For years, many of us have approached patching like we’re running a shipping dock: build the package, label the box, push it onto endpoints, and then chase down the ones that “didn’t get the memo.” SCCM (Configuration Manager) made that model powerful—deployments, collections, maintenance windows, retries, and all the knobs we learned to love. If you were like me, you built your entire understanding of software updates around this model.
Intune flips the mental model. Instead of pushing patches as discrete payloads, you configure Windows Update behavior (rings, deadlines, restart experience, feature update targets), then you use compliance and reporting to confirm devices are meeting expectations: patch level, minimum OS, and overall update health. The job becomes less “Did I deploy the thing?” and more “Are we getting the outcome?” We get requests from various customers asking us how we "push patches" in Intune vs SCCM. The answer is... we don't.
Why the SCCM “push” model made so much sense
The classic SCCM patching story grew up in a world of on-prem networks, controlled bandwidth, and a very reasonable belief that “if I don’t deploy it, it won’t happen.” You staged content, targeted collections, controlled timing, and could often explain exactly why a given device didn’t patch (client health, boundary groups, scan failures, missing content, reboot pending… pick your favorite).
What changes with Intune: policy first, compliance always
With Intune, you’re mostly not shipping update bits around. You’re shaping how Windows Update behaves: when quality updates install, how long users can defer, when deadlines kick in, what the restart experience looks like, and which feature version a device should land on. Then you validate reality with reporting and compliance signals.
- SCCM mindset: Create deployment → target devices → monitor deployment success.
- Intune mindset: Define update expectations → let Windows Update do the work → monitor compliance and remediate exceptions.
The uncomfortable part: you’re giving up some control to gain better control
This is usually where the room gets spicy: “But I need to push patches.” Translation: “I need to be able to prove we’re safe, and I don’t trust a model I can’t micromanage.” Fair! But in a modern, internet-first fleet—remote users, always-on VPN (maybe), devices that come and go…, trying to keep the old push mechanics can actually reduce your real control.

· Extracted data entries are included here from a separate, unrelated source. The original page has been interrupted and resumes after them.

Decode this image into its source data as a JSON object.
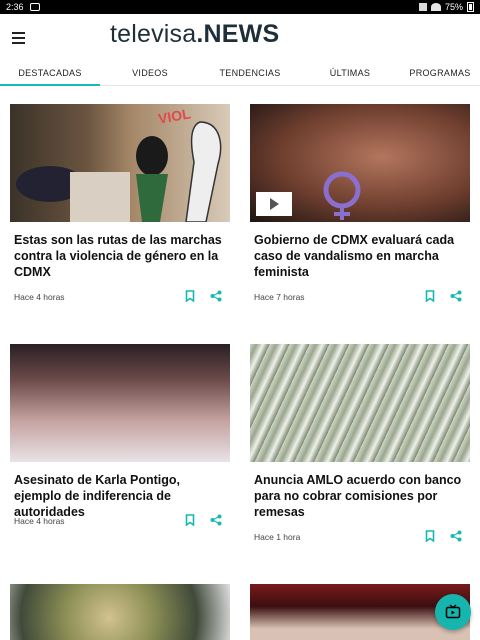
{
  "status_bar": {
    "time": "2:36",
    "battery": "75%"
  },
  "app_bar": {
    "logo_brand": "televisa",
    "logo_news": ".NEWS"
  },
  "tabs": [
    {
      "label": "DESTACADAS",
      "active": true
    },
    {
      "label": "VIDEOS",
      "active": false
    },
    {
      "label": "TENDENCIAS",
      "active": false
    },
    {
      "label": "ÚLTIMAS",
      "active": false
    },
    {
      "label": "PROGRAMAS",
      "active": false
    }
  ],
  "articles": [
    {
      "headline": "Estas son las rutas de las marchas contra la violencia de género en la CDMX",
      "time": "Hace 4 horas",
      "has_video": false
    },
    {
      "headline": "Gobierno de CDMX evaluará cada caso de vandalismo en marcha feminista",
      "time": "Hace 7 horas",
      "has_video": true
    },
    {
      "headline": "Asesinato de Karla Pontigo, ejemplo de indiferencia de autoridades",
      "time": "Hace 4 horas",
      "has_video": false
    },
    {
      "headline": "Anuncia AMLO acuerdo con banco para no cobrar comisiones por remesas",
      "time": "Hace 1 hora",
      "has_video": false
    }
  ],
  "image_text": {
    "mural_word": "VIOL"
  },
  "icons": {
    "menu": "menu-icon",
    "bookmark": "bookmark-icon",
    "share": "share-icon",
    "play": "play-icon",
    "fab": "live-tv-icon"
  },
  "colors": {
    "accent": "#17b9b1",
    "logo": "#1f2f3a"
  }
}
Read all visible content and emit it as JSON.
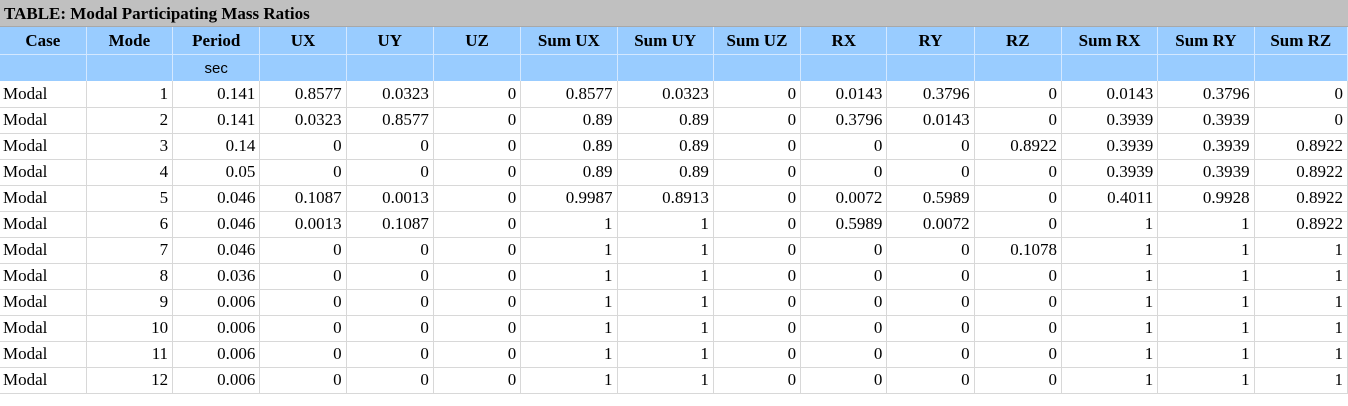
{
  "title": "TABLE:  Modal Participating Mass Ratios",
  "columns": [
    "Case",
    "Mode",
    "Period",
    "UX",
    "UY",
    "UZ",
    "Sum UX",
    "Sum UY",
    "Sum UZ",
    "RX",
    "RY",
    "RZ",
    "Sum RX",
    "Sum RY",
    "Sum RZ"
  ],
  "units": [
    "",
    "",
    "sec",
    "",
    "",
    "",
    "",
    "",
    "",
    "",
    "",
    "",
    "",
    "",
    ""
  ],
  "rows": [
    [
      "Modal",
      "1",
      "0.141",
      "0.8577",
      "0.0323",
      "0",
      "0.8577",
      "0.0323",
      "0",
      "0.0143",
      "0.3796",
      "0",
      "0.0143",
      "0.3796",
      "0"
    ],
    [
      "Modal",
      "2",
      "0.141",
      "0.0323",
      "0.8577",
      "0",
      "0.89",
      "0.89",
      "0",
      "0.3796",
      "0.0143",
      "0",
      "0.3939",
      "0.3939",
      "0"
    ],
    [
      "Modal",
      "3",
      "0.14",
      "0",
      "0",
      "0",
      "0.89",
      "0.89",
      "0",
      "0",
      "0",
      "0.8922",
      "0.3939",
      "0.3939",
      "0.8922"
    ],
    [
      "Modal",
      "4",
      "0.05",
      "0",
      "0",
      "0",
      "0.89",
      "0.89",
      "0",
      "0",
      "0",
      "0",
      "0.3939",
      "0.3939",
      "0.8922"
    ],
    [
      "Modal",
      "5",
      "0.046",
      "0.1087",
      "0.0013",
      "0",
      "0.9987",
      "0.8913",
      "0",
      "0.0072",
      "0.5989",
      "0",
      "0.4011",
      "0.9928",
      "0.8922"
    ],
    [
      "Modal",
      "6",
      "0.046",
      "0.0013",
      "0.1087",
      "0",
      "1",
      "1",
      "0",
      "0.5989",
      "0.0072",
      "0",
      "1",
      "1",
      "0.8922"
    ],
    [
      "Modal",
      "7",
      "0.046",
      "0",
      "0",
      "0",
      "1",
      "1",
      "0",
      "0",
      "0",
      "0.1078",
      "1",
      "1",
      "1"
    ],
    [
      "Modal",
      "8",
      "0.036",
      "0",
      "0",
      "0",
      "1",
      "1",
      "0",
      "0",
      "0",
      "0",
      "1",
      "1",
      "1"
    ],
    [
      "Modal",
      "9",
      "0.006",
      "0",
      "0",
      "0",
      "1",
      "1",
      "0",
      "0",
      "0",
      "0",
      "1",
      "1",
      "1"
    ],
    [
      "Modal",
      "10",
      "0.006",
      "0",
      "0",
      "0",
      "1",
      "1",
      "0",
      "0",
      "0",
      "0",
      "1",
      "1",
      "1"
    ],
    [
      "Modal",
      "11",
      "0.006",
      "0",
      "0",
      "0",
      "1",
      "1",
      "0",
      "0",
      "0",
      "0",
      "1",
      "1",
      "1"
    ],
    [
      "Modal",
      "12",
      "0.006",
      "0",
      "0",
      "0",
      "1",
      "1",
      "0",
      "0",
      "0",
      "0",
      "1",
      "1",
      "1"
    ]
  ]
}
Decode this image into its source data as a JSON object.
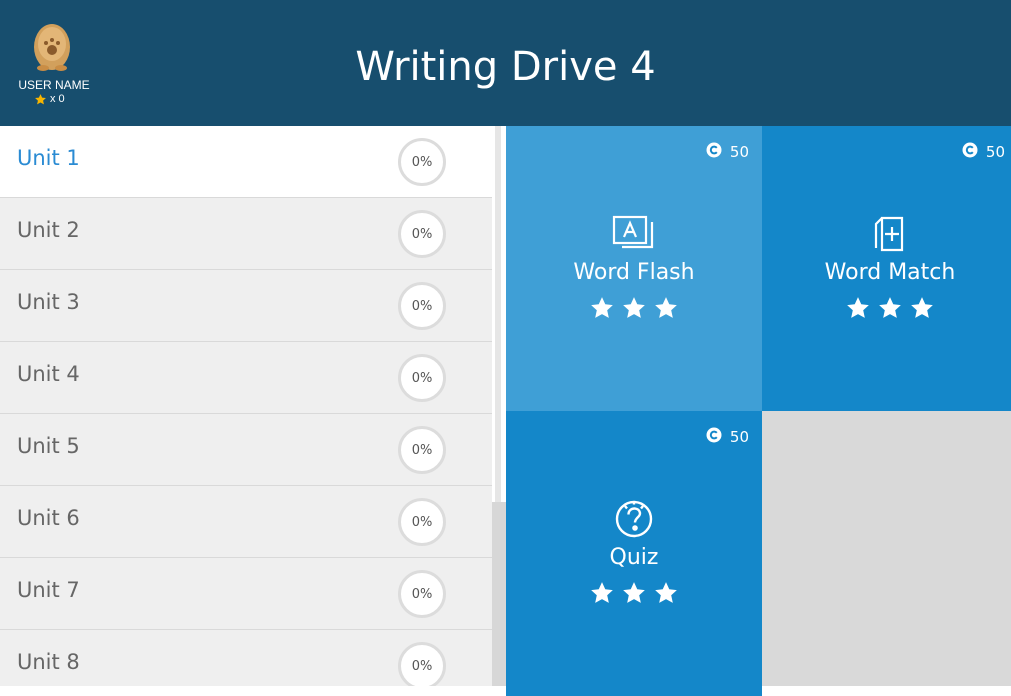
{
  "header": {
    "title": "Writing Drive 4",
    "user_name": "USER NAME",
    "star_count": "x 0"
  },
  "units": [
    {
      "label": "Unit 1",
      "progress": "0%",
      "active": true
    },
    {
      "label": "Unit 2",
      "progress": "0%"
    },
    {
      "label": "Unit 3",
      "progress": "0%"
    },
    {
      "label": "Unit 4",
      "progress": "0%"
    },
    {
      "label": "Unit 5",
      "progress": "0%"
    },
    {
      "label": "Unit 6",
      "progress": "0%"
    },
    {
      "label": "Unit 7",
      "progress": "0%"
    },
    {
      "label": "Unit 8",
      "progress": "0%"
    }
  ],
  "activities": [
    {
      "label": "Word Flash",
      "coins": "50",
      "stars": 3,
      "icon": "flashcard-icon",
      "color": "#3f9fd6"
    },
    {
      "label": "Word Match",
      "coins": "50",
      "stars": 3,
      "icon": "card-add-icon",
      "color": "#1487c9"
    },
    {
      "label": "Quiz",
      "coins": "50",
      "stars": 3,
      "icon": "question-icon",
      "color": "#1487c9"
    }
  ],
  "colors": {
    "header_bg": "#174e6e",
    "active_unit_text": "#2a8bd3",
    "star_gold": "#f7b500"
  }
}
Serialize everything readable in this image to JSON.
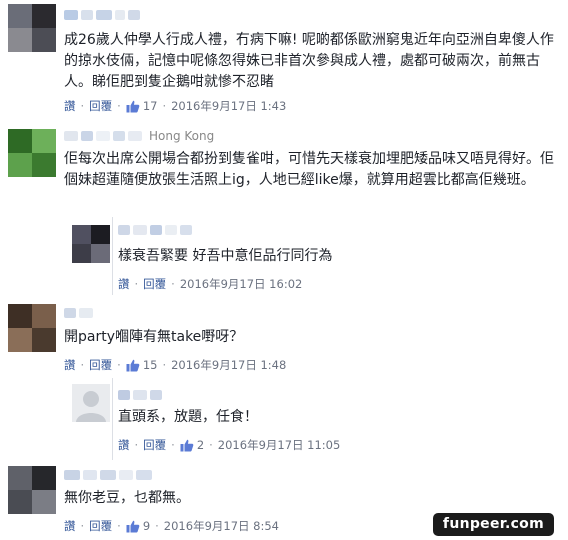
{
  "labels": {
    "reply": "讚",
    "respond": "回覆",
    "sep": "·"
  },
  "comments": [
    {
      "location": "",
      "text": "成26歲人仲學人行成人禮，冇病下嘛! 呢啲都係歐洲窮鬼近年向亞洲自卑傻人作的掠水伎倆，記憶中呢條忽得姝已非首次參與成人禮，處都可破兩次，前無古人。睇佢肥到隻企鵝咁就慘不忍睹",
      "likes": "17",
      "date": "2016年9月17日 1:43"
    },
    {
      "location": "Hong Kong",
      "text": "佢每次出席公開場合都扮到隻雀咁，可惜先天樣衰加埋肥矮品味又唔見得好。佢個妹超蓮隨便放張生活照上ig，人地已經like爆，就算用超雲比都高佢幾班。",
      "likes": "",
      "date": ""
    },
    {
      "location": "",
      "text": "樣衰吾緊要 好吾中意佢品行同行為",
      "likes": "",
      "date": "2016年9月17日 16:02"
    },
    {
      "location": "",
      "text": "開party嗰陣有無take嘢呀？",
      "likes": "15",
      "date": "2016年9月17日 1:48"
    },
    {
      "location": "",
      "text": "直頭系，放題，任食！",
      "likes": "2",
      "date": "2016年9月17日 11:05"
    },
    {
      "location": "",
      "text": "無你老豆，乜都無。",
      "likes": "9",
      "date": "2016年9月17日 8:54"
    }
  ],
  "watermark": "funpeer.com",
  "colors": {
    "link": "#365899",
    "meta": "#6b7280",
    "text": "#1d2129"
  }
}
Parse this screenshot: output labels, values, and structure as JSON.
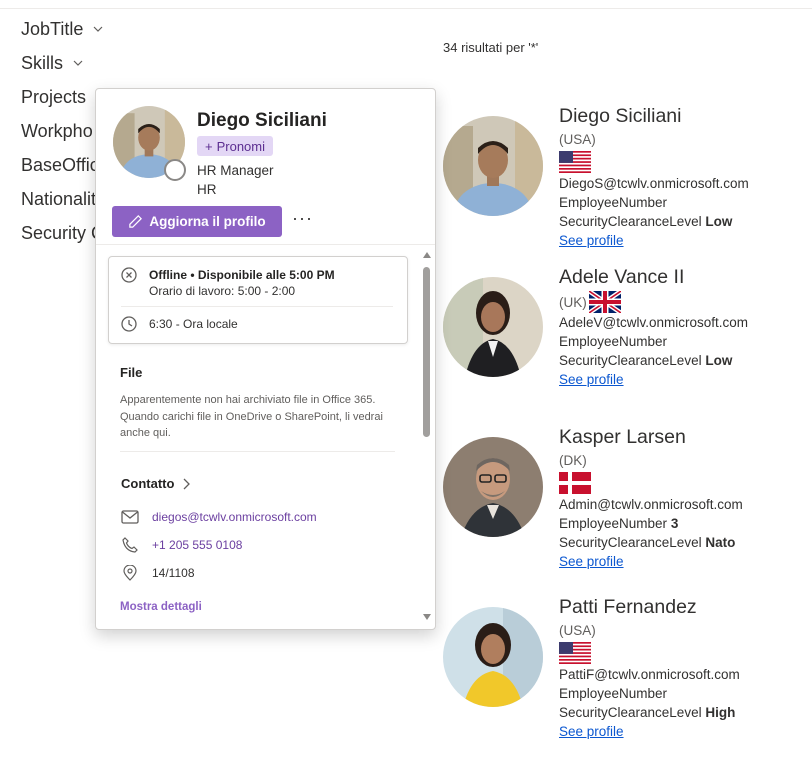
{
  "filters": [
    {
      "label": "JobTitle",
      "chevron": true
    },
    {
      "label": "Skills",
      "chevron": true
    },
    {
      "label": "Projects",
      "chevron": false
    },
    {
      "label": "Workpho",
      "chevron": false
    },
    {
      "label": "BaseOffic",
      "chevron": false
    },
    {
      "label": "Nationalit",
      "chevron": false
    },
    {
      "label": "Security C",
      "chevron": false
    }
  ],
  "results_count": "34 risultati per '*'",
  "results": [
    {
      "name": "Diego Siciliani",
      "country": "(USA)",
      "flag": "us-flag",
      "email": "DiegoS@tcwlv.onmicrosoft.com",
      "employee_label": "EmployeeNumber",
      "employee_value": "",
      "clearance_label": "SecurityClearanceLevel",
      "clearance_value": "Low",
      "link": "See profile"
    },
    {
      "name": "Adele Vance II",
      "country": "(UK)",
      "flag": "uk-flag",
      "email": "AdeleV@tcwlv.onmicrosoft.com",
      "employee_label": "EmployeeNumber",
      "employee_value": "",
      "clearance_label": "SecurityClearanceLevel",
      "clearance_value": "Low",
      "link": "See profile"
    },
    {
      "name": "Kasper Larsen",
      "country": "(DK)",
      "flag": "dk-flag",
      "email": "Admin@tcwlv.onmicrosoft.com",
      "employee_label": "EmployeeNumber",
      "employee_value": "3",
      "clearance_label": "SecurityClearanceLevel",
      "clearance_value": "Nato",
      "link": "See profile"
    },
    {
      "name": "Patti Fernandez",
      "country": "(USA)",
      "flag": "us-flag",
      "email": "PattiF@tcwlv.onmicrosoft.com",
      "employee_label": "EmployeeNumber",
      "employee_value": "",
      "clearance_label": "SecurityClearanceLevel",
      "clearance_value": "High",
      "link": "See profile"
    }
  ],
  "popup": {
    "name": "Diego Siciliani",
    "pronouns_label": "Pronomi",
    "job_title": "HR Manager",
    "department": "HR",
    "update_button": "Aggiorna il profilo",
    "more": "···",
    "status_line": "Offline • Disponibile alle 5:00 PM",
    "work_hours": "Orario di lavoro: 5:00 - 2:00",
    "local_time": "6:30 - Ora locale",
    "file_title": "File",
    "file_text": "Apparentemente non hai archiviato file in Office 365. Quando carichi file in OneDrive o SharePoint, li vedrai anche qui.",
    "contact_title": "Contatto",
    "email": "diegos@tcwlv.onmicrosoft.com",
    "phone": "+1 205 555 0108",
    "office": "14/1108",
    "show_details": "Mostra dettagli"
  },
  "colors": {
    "accent": "#8c62c4",
    "link": "#0b57d0",
    "pronoun_bg": "#e3d7f5"
  }
}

Intune’s superpower is that it encourages you to define measurable outcomes: “Devices must be on minimum OS version X,” “quality updates must be installed within Y days,” and “devices outside tolerance are noncompliant.” You stop arguing about whether the deployment ran and start managing an update SLA.
A practical way to start (without breaking your brain)
- Define your update posture. What’s your target time-to-patch for quality updates (e.g., 7/14/30 days)? What feature version do you support? Write it down like a promise.
- Configure Windows update behavior in Intune. Use update rings to set deferrals, deadlines, active hours, and restart options. Add feature update policies to target a specific Windows version. Use expedited quality updates when you truly need “now.”
- Express minimums in compliance policy. Set requirements like minimum OS version (and other guardrails you already care about).
- Use Conditional Access (where appropriate) to make noncompliance matter. Not as punishment—more like a seatbelt.
- Watch the exceptions, not the whole herd. Use reporting to find patterns: stuck devices, reboot avoidance, update scan issues, or users who live in “Remind me tomorrow.”
- Remediate deliberately. Fix root causes (health, disk space, servicing stack issues), and reserve heavy-handed actions for the few devices that earn them.
A question worth asking
If your patching success still depends on the sentence “the deployment ran,” it might be time to upgrade the belief system, not just the tooling. In the Intune model, success is: devices are updated, versions are within tolerance, and noncompliance is visible and actionable.
So here’s the challenge: what would your patching program look like if you treated Windows updates less like a package you ship and more like a standard you enforce? You might find you didn’t lose control at all—you just moved it to where it belongs: policy, visibility, and outcomes.